L'Inde salue le soutien saoudien alors que le prince Faisal participe aux réunions du G20 à New Delhi

  • Le prince Faisal ben Farhane et son homologue indien discutent de l'évolution de la situation mondiale après que les ministres des Affaires étrangères du G20 ne sont pas parvenus à un consensus
  • Les experts estiment que l'heure est venue de resserrer les liens entre l'Arabie saoudite et l'Inde

NEW DELHI: Le ministre saoudien des Affaires étrangères et son homologue indien ont discuté de l'évolution de la situation mondiale vendredi, après la rencontre à New Delhi des principaux diplomates des 20 plus grandes économies du monde.

Les ministres des Affaires étrangères du groupe des 20, qui comprend les États-Unis, l'Arabie saoudite, le Japon, la Russie, la Chine et l'UE, sont arrivés dans la capitale indienne pour la deuxième réunion ministérielle de haut niveau sous la présidence indienne du G20 cette année.

Les discussions de jeudi ont été dominées par les tensions liées à l'invasion de l'Ukraine par la Russie, ce qui les a empêchés de trouver un terrain d'entente suffisant afin de rédiger une déclaration commune à la fin du sommet.

La réunion du G20 a été suivie par des entretiens individuels menés par le ministre indien des Affaires étrangères, Subrahmanyam Jaishankar, avec certains participants.

Lors d'une réunion matinale avec son homologue saoudien, le prince Faisal ben Farhane, Jaishankar a déclaré avoir discuté des «développements mondiaux».

«Bonne conversation ce matin avec le ministre saoudien des Affaires étrangères, Faisal ben Farhane», a déclaré Jaishankar sur Twitter. «J'apprécie le soutien de l'Arabie saoudite au G20. Nous avons également discuté des développements mondiaux.»

Lors de la session de la réunion du G20 consacrée à la promotion du multilatéralisme, à la coopération au développement et à la sécurité alimentaire et énergétique, le prince Faisal a réitéré «l'importance de résoudre les conflits et les tensions politiques qui empêchent une action efficace pour faire face aux défis mondiaux et aggravent la fragmentation économique», a rapporté l'agence de presse saoudienne.

Il a ainsi salué «les efforts du gouvernement indien pendant sa présidence du G20», New Delhi s'efforçant de consolider l'action multilatérale à la lumière des défis politiques et économiques mondiaux actuels.

Les experts considèrent que les engagements du ministre saoudien des Affaires étrangères en Inde rapprochent les deux pays sur les questions de politique mondiale.
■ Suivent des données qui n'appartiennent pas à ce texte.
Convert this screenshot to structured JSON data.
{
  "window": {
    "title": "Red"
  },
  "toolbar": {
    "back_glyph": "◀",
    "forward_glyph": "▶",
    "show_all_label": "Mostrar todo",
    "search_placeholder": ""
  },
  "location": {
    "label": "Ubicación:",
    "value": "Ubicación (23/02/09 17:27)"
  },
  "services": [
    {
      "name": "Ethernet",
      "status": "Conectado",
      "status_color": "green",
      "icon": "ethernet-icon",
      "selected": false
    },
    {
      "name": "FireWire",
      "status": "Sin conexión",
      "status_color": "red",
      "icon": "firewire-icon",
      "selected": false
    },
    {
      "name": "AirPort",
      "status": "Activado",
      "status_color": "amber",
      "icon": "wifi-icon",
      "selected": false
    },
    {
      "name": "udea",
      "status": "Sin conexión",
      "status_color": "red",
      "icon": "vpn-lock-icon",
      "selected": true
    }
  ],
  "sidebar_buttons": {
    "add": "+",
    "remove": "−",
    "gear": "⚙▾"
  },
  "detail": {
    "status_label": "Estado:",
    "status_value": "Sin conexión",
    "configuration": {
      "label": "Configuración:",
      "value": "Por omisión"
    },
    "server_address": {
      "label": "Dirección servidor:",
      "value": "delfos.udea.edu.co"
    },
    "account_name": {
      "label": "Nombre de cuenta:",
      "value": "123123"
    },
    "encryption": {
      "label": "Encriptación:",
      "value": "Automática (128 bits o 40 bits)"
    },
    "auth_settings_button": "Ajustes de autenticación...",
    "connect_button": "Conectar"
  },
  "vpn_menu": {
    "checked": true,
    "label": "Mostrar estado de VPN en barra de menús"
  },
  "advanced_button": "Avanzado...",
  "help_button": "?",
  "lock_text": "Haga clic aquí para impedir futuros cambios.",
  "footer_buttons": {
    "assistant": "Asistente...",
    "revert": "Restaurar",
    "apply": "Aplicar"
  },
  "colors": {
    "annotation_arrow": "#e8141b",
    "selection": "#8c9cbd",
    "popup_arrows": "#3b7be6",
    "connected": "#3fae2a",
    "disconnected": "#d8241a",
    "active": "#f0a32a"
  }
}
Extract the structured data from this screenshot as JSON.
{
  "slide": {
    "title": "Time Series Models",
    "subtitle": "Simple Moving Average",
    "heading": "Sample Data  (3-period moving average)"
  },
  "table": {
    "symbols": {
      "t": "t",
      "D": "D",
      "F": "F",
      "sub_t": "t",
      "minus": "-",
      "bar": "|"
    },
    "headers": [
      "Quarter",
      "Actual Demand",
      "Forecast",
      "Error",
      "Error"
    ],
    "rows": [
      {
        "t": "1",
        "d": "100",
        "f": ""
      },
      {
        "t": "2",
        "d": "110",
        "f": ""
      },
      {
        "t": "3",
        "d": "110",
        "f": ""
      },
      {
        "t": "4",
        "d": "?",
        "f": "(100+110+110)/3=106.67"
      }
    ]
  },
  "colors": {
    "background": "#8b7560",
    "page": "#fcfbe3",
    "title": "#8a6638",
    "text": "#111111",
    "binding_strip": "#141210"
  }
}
«Le point principal de la politique étrangère saoudienne est qu'elle suit une politique étrangère indépendante basée sur l'autonomie stratégique. Cela rend Riyad très proche de New Delhi dans son approche», a déclaré Talmiz Ahmad, ancien ambassadeur de l’Inde en Arabie saoudite, à Arab News.

«L'aspect le plus important dans le message qui me parvient du G20 en ce moment est la nécessité pour les pays du sud de coopérer les uns avec les autres. Je ne crois pas qu'il y ait la possibilité, dans un avenir proche, que les pays occidentaux participent à un dialogue sérieux concernant les problèmes mondiaux», a ajouté Talmiz.

Talmiz a signalé que le moment était venu pour des pays comme l'Arabie saoudite et l'Inde de coopérer encore plus étroitement.

Muddassir Quamar, expert du Moyen-Orient et membre de l’Institut d'études et d'analyses de défense à New Delhi, a déclaré que le moment était venu pour New Delhi et Riyad d'élargir leur coopération.

«Il existe un immense élan politique et diplomatique en faveur du renforcement des relations», a-t-il affirmé à Arab News.

«Les deux pays ont de nombreux intérêts mutuels et partagés en ce qui concerne les questions des pays sud, notamment le changement climatique, le «zéro émission nette» et ainsi de suite. Ils ont coopéré sur ces questions au G20 ainsi que dans d'autres forums», a expliqué Muddassir.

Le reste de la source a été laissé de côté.